Will generate a trajectory using MERLoT.

This method was wrapped inside a container. The original code of this method is available here.

ti_merlot(sigma = "local", distance = "euclidean", ndim = 20L,
  density_norm = TRUE, n_local_lower = 5L, n_local_upper = 7L,
  w_width = 0.01, n_components_to_use = 3, N_yk = 100,
  lambda_0 = 1e-10, mu_0 = 0.0025, increaseFactor_mu = 20,
  increaseFactor_lambda = 20, FixEndpoints = FALSE,
  run_environment = NULL)

Arguments

sigma

discrete; Diffusion scale parameter of the Gaussian kernel. A larger sigma might be necessary if the eigenvalues can not be found because of a singularity in the matrix. Must be one of:

(default: "local"; values: "local", "global")

distance

discrete; A stats::dist() object, or a character vector specifying which distance metric to use. Allowed measures:

  • cosine distance (1-corr(c_1, c_2)), or

  • rank correlation distance (1-corr(rank(c_1), rank(c_2)))

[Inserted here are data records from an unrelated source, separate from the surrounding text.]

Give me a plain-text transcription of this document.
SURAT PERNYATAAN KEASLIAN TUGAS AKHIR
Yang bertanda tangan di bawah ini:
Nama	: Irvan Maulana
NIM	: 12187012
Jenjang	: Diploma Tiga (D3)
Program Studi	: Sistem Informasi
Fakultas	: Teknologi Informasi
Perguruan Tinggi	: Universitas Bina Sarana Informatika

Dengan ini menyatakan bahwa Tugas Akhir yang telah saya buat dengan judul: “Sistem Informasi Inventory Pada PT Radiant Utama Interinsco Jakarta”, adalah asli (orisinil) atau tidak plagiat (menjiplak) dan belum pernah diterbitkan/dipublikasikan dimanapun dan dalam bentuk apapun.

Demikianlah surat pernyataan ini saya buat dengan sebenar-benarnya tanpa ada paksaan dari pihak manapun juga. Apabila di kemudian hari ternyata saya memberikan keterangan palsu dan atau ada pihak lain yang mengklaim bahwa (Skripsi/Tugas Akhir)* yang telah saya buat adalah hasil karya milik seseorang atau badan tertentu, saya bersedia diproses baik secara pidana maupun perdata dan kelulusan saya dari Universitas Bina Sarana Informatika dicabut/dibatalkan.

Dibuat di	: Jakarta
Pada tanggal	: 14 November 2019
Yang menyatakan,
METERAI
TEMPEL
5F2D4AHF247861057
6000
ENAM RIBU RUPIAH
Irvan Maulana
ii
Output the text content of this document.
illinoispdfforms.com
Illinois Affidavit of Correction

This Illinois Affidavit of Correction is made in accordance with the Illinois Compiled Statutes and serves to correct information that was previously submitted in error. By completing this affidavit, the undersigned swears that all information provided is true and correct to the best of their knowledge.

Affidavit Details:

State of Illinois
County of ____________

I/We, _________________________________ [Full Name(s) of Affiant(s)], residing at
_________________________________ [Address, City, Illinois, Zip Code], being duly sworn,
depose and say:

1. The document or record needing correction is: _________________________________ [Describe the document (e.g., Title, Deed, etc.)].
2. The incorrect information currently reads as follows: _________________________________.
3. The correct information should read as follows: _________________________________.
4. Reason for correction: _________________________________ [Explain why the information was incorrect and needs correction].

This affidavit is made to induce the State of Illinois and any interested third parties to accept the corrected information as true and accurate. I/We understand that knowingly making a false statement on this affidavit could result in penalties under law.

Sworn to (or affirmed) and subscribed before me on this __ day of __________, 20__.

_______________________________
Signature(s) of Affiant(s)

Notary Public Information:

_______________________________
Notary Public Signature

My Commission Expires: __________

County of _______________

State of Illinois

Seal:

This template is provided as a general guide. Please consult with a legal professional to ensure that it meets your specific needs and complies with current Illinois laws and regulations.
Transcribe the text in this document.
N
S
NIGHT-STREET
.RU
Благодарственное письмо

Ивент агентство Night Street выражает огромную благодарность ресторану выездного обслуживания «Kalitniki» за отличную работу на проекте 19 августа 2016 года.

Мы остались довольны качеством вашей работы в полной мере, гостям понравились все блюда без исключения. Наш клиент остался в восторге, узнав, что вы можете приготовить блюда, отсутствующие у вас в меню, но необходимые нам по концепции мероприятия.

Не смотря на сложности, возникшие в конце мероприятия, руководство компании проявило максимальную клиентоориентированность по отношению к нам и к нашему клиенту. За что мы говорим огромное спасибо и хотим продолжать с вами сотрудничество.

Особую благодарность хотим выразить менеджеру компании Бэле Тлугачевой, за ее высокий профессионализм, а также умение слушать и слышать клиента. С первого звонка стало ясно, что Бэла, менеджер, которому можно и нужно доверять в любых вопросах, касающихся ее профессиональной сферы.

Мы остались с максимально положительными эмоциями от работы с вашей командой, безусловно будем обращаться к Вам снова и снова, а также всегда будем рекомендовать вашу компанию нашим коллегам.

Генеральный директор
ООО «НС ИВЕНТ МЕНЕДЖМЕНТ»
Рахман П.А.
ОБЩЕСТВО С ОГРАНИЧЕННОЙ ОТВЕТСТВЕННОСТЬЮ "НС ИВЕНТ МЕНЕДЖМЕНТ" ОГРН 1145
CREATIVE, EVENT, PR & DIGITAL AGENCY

(default: "euclidean"; values: "euclidean", "cosine", "rankcor")

ndim

integer; Number of eigenvectors/dimensions to return (default: 20L; range: from 2L to 20L)

density_norm

logical; Logical. If TRUE, use density normalisation

n_local_lower

integer; If sigma == 'local', the n_local_lower:n_local_upper nearest neighbor(s) determine(s) the local sigma (default: 5L; range: from 2L to 20L)

n_local_upper

integer; See n_local_lower (default: 7L; range: from 2L to 20L)

w_width

numeric; Window width to use for deciding the branch cutoff (default: 0.01; range: from 1e-04 to 1)

n_components_to_use

integer; Which components to use in downstream analysis (default: 3; range: from 2 to 20)

N_yk

integer; Number of nodes for the elastic principal tree (default: 100; range: from 2 to 1000)

lambda_0

numeric; Principal elastic tree energy function parameter. (default: 1e-10; range: from 1e-15 to 1e-04)

mu_0

numeric; Principal elastic tree energy function parameter. (default: 0.0025; range: from 5e-04 to 0.005)

increaseFactor_mu

numeric; Factor by which the mu will be increased for the embedding (default: 20; range: from 2 to 50)

increaseFactor_lambda

numeric; Factor by which the mu will be increased for the embedding (default: 20; range: from 2 to 50)

FixEndpoints

logical; Documentation not provided by authors

run_environment

In which environment to run the method, can be "docker" or "singularity".

Value

A TI method wrapper to be used together with infer_trajectory

References

Parra, R.G., Papadopoulos, N., Ahumada-Arranz, L., El Kholtei, J., Treutlein, B., Soeding, J., 2018. Reconstructing complex lineage trees from scRNA-seq data using MERLoT.